Things that are obvious are obvious!!!!!
I receive many emails regarding some of my projects. Sitting on this end I wonder a bit about those who sends the emails. Mind you I am not saying I am infallible or not subject to error; but there is a difference between asking good questions and just being lazy.
Often I resist telling the sender to turn off his soldering iron and take up knitting as a hobby. This is not snobbery; but more symptomatic that many individuals find it easier to email Pete than to look up the information.
Here is an example of what I am saying. The sender tells me that his Arduino and OLED work FB when connected to his computer; but when he connects it to his power supply it will not work. He has done this cycle several times and the next step is to email me.
Well lets think about this for a minute as the only difference in these two situations is the source of power. It has nothing to do with the code or the hardware –it works on the USB port. So then I asked what are you powering the Arduino with in your rig? The response was 5 VDC. Boom fatal error.
If this individual bothered to read Arduino 101 he would find that Massimo Banzi is clear the minimum voltage level is 7 VDC and the max is 12 VDC. Why you ask?
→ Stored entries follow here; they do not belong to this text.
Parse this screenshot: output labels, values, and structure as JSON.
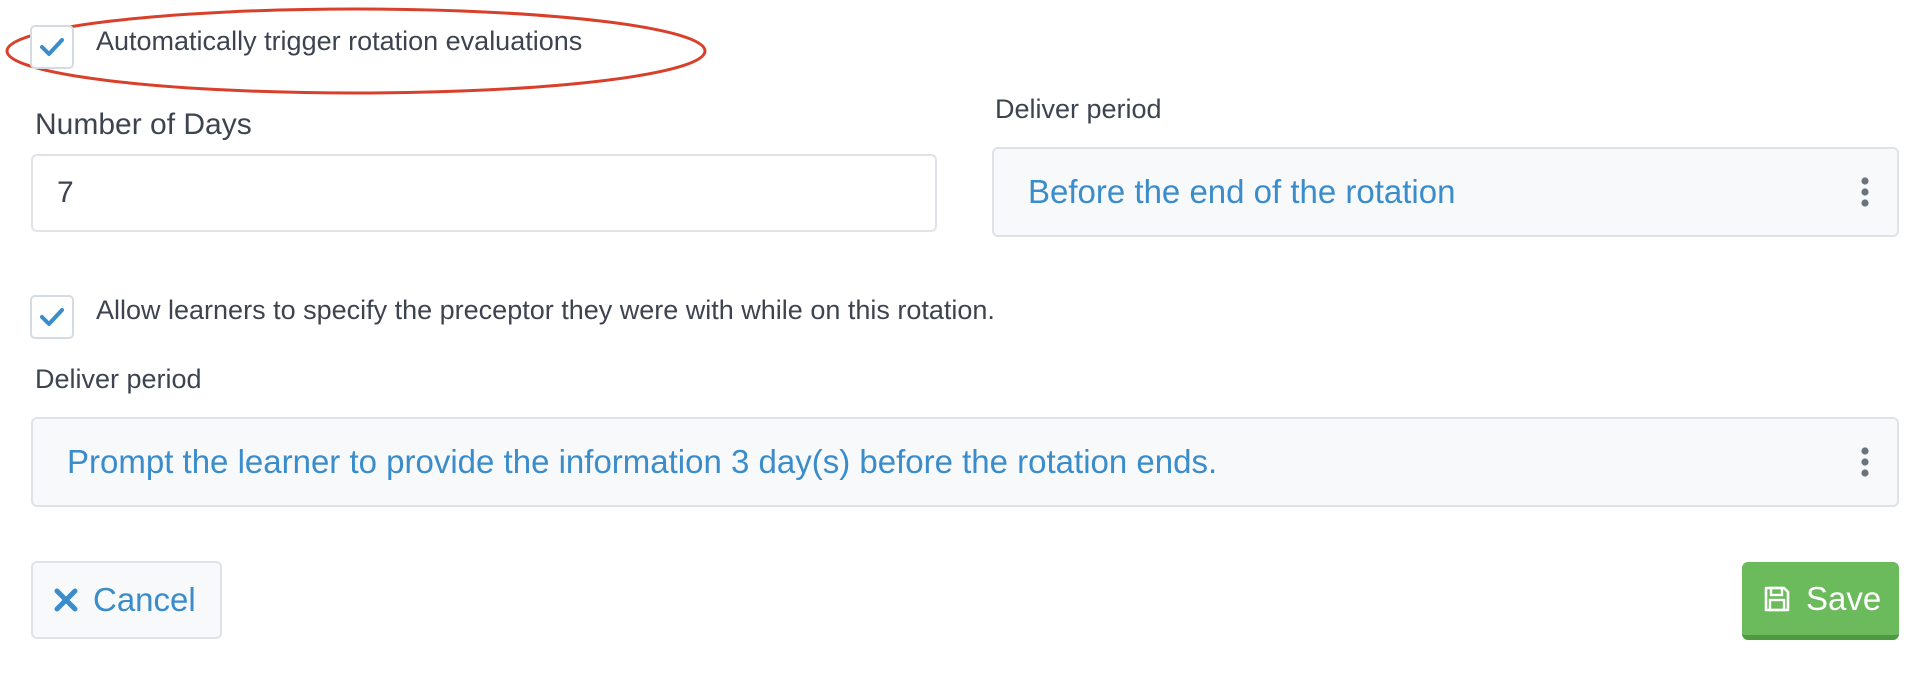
{
  "auto_trigger": {
    "label": "Automatically trigger rotation evaluations",
    "checked": true
  },
  "number_of_days": {
    "label": "Number of Days",
    "value": "7"
  },
  "deliver_period_rotation": {
    "label": "Deliver period",
    "value": "Before the end of the rotation"
  },
  "allow_preceptor": {
    "label": "Allow learners to specify the preceptor they were with while on this rotation.",
    "checked": true
  },
  "deliver_period_prompt": {
    "label": "Deliver period",
    "value": "Prompt the learner to provide the information 3 day(s) before the rotation ends."
  },
  "actions": {
    "cancel_label": "Cancel",
    "save_label": "Save"
  },
  "colors": {
    "accent_blue": "#3a8ccb",
    "save_green": "#6bbb5c",
    "annotation_red": "#d9402b"
  }
}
Well there is an on board regulator where the Arduino board takes Vin or Vraw and converts it to 5VDC for use on the board and even supplies 5VDC to a pin where you can tap that for other uses. On some of the Arduino boards, with the Pro-Mini being one exception, there is even a 3.3 Volt Regulator so you can provide power for the TFT displays. On the more complex sketches I usually include a Pin diagram in the comments. Yep you guessed it –got an email asking how to connect the color TFT. I asked did you read the comments. And the answer was… they are usually too technical for me so I don’t read them. Say what?
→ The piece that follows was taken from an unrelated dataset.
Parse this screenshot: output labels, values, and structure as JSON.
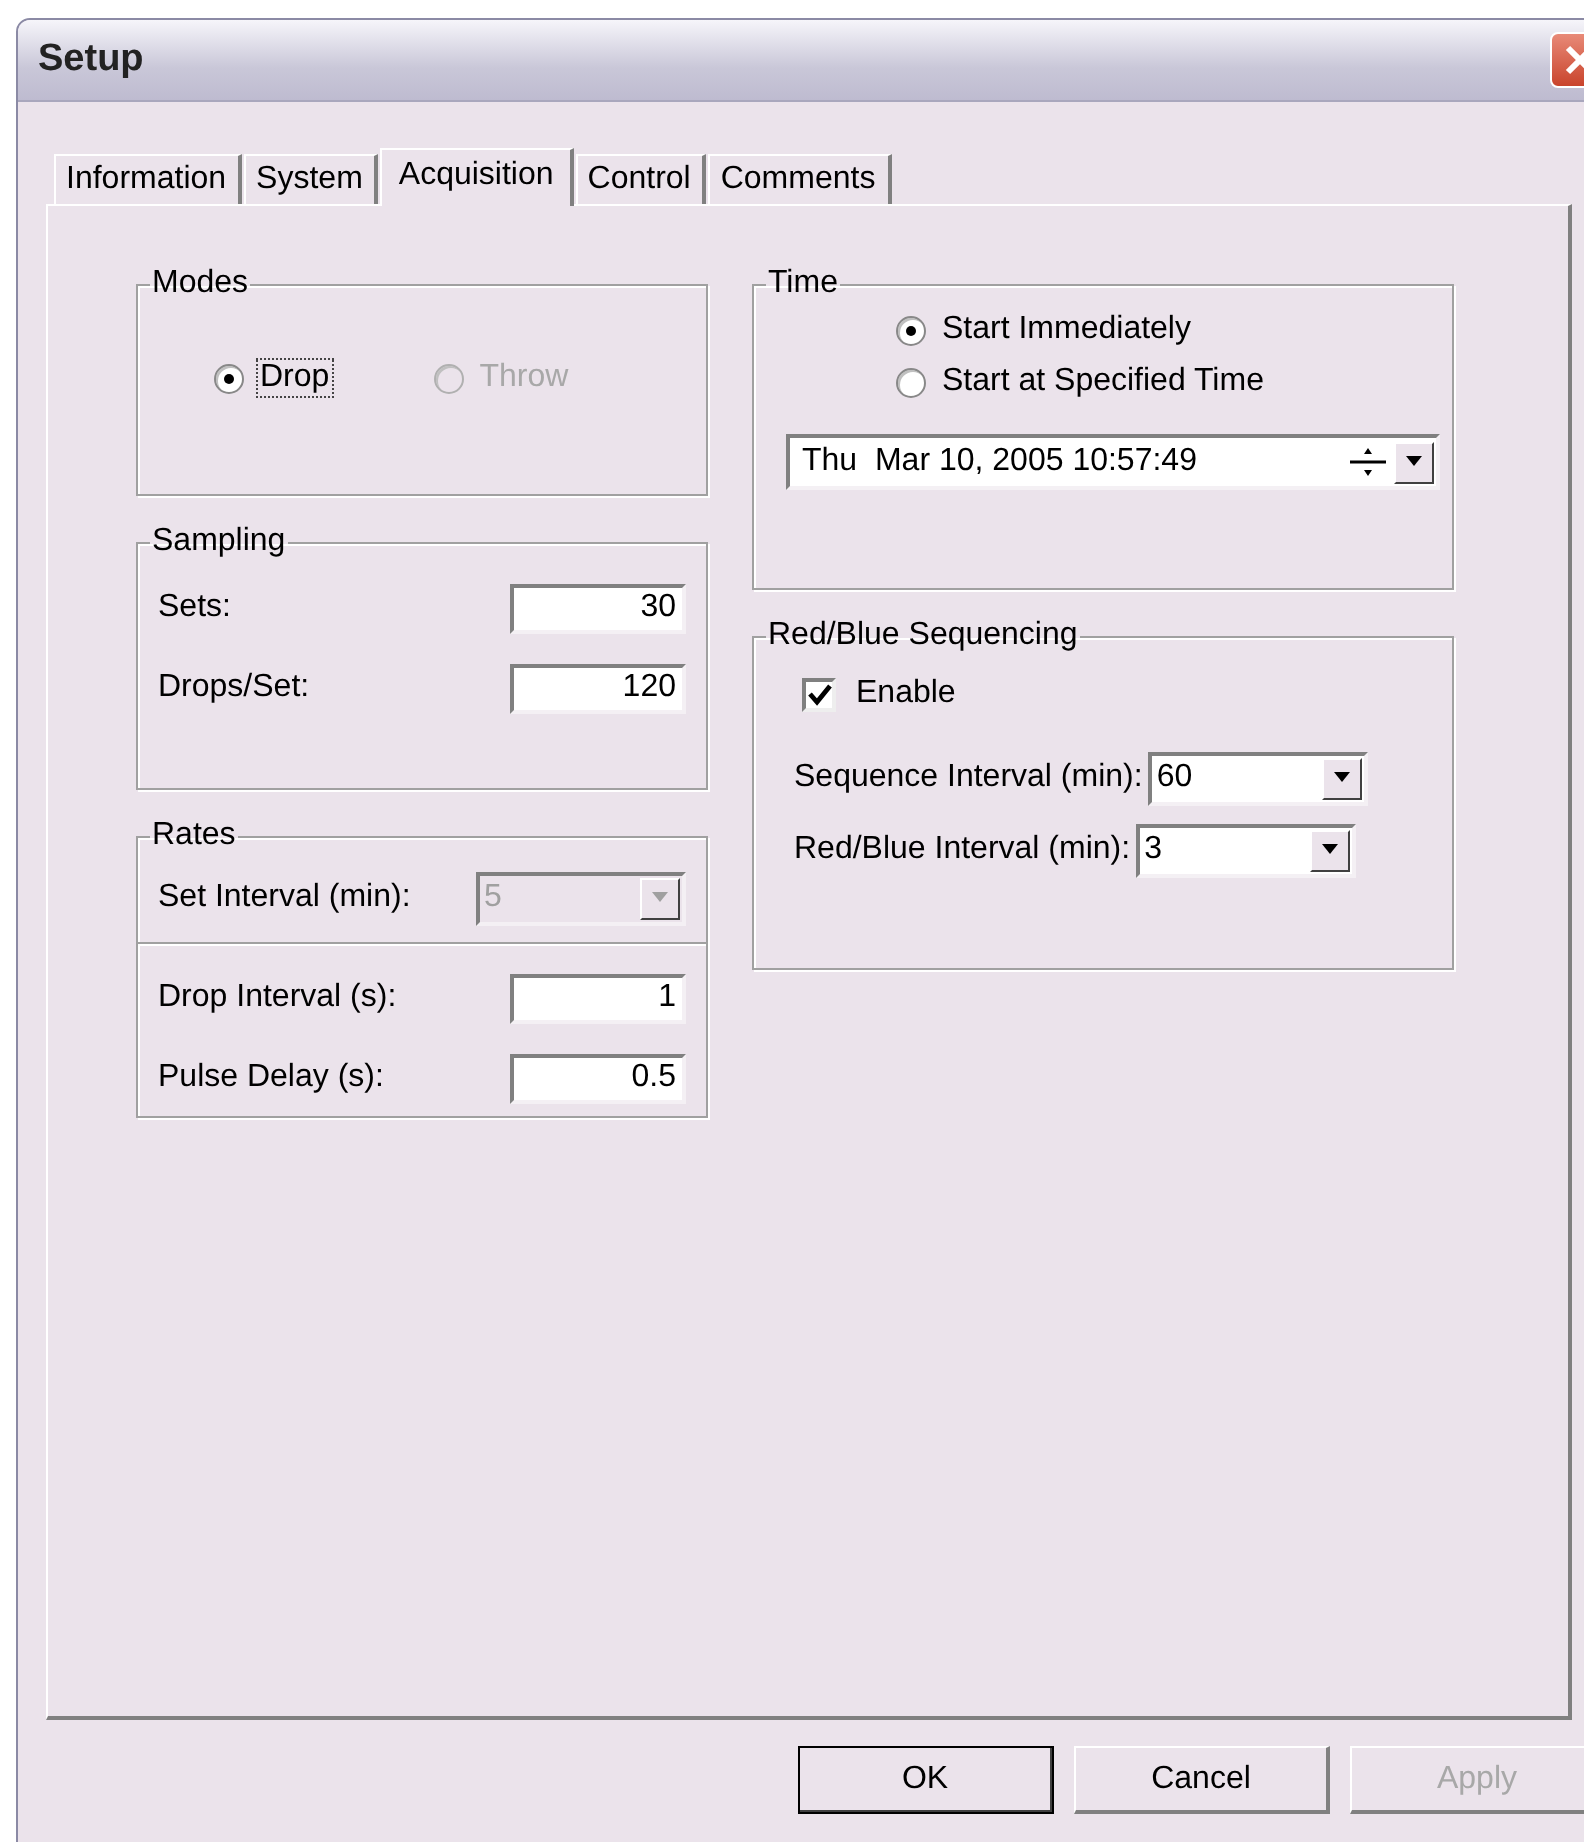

Plugging in to the USB port on your computer is essentially bypassing the regulator. All voltage regulators need a higher Vin (typically at least 1.5 Volts higher) for them to work. So this noob didn’t even know the basics of the Arduino. In most of my work I use a 9 VDC or 8 VDC three terminal regulator to feed the Arduino.
Then I got asked how to wire up the Si5351 and OLED and to provide a schematic. Well here is another case where the end user is not acquainting himself with the hardware. Seems like all folks want to do is hook up wires and be there. Well If I have to research it, so should you. Guys both the Si5351 and the OLED use the I2C buss. There are four connections to each and they are simply paralleled. Yah I know easier to email Pete!
So thinking just because I know, maybe I should help, so here is a paint by numbers approach for the hookup. [Wait until you hear the punch line.] So here we are.
I didn’t want to create a schematic since that presumes current end users know the How to Read a schematic. So after responding to this individual –the Punch line –“you didn’t specify where you connect outputs of the Si5351”. WELL folks if you read the sketch you will see that CLK0 is the LO and CLK2 is the BFO. C’mon guys –you have to do some of the work!!!!!
I don’t mind answering legitimate questions; but if one has to ask how to connect to an I2C buss or what are the output pins for the Si5351 –then knitting truly might be a good hobby for you.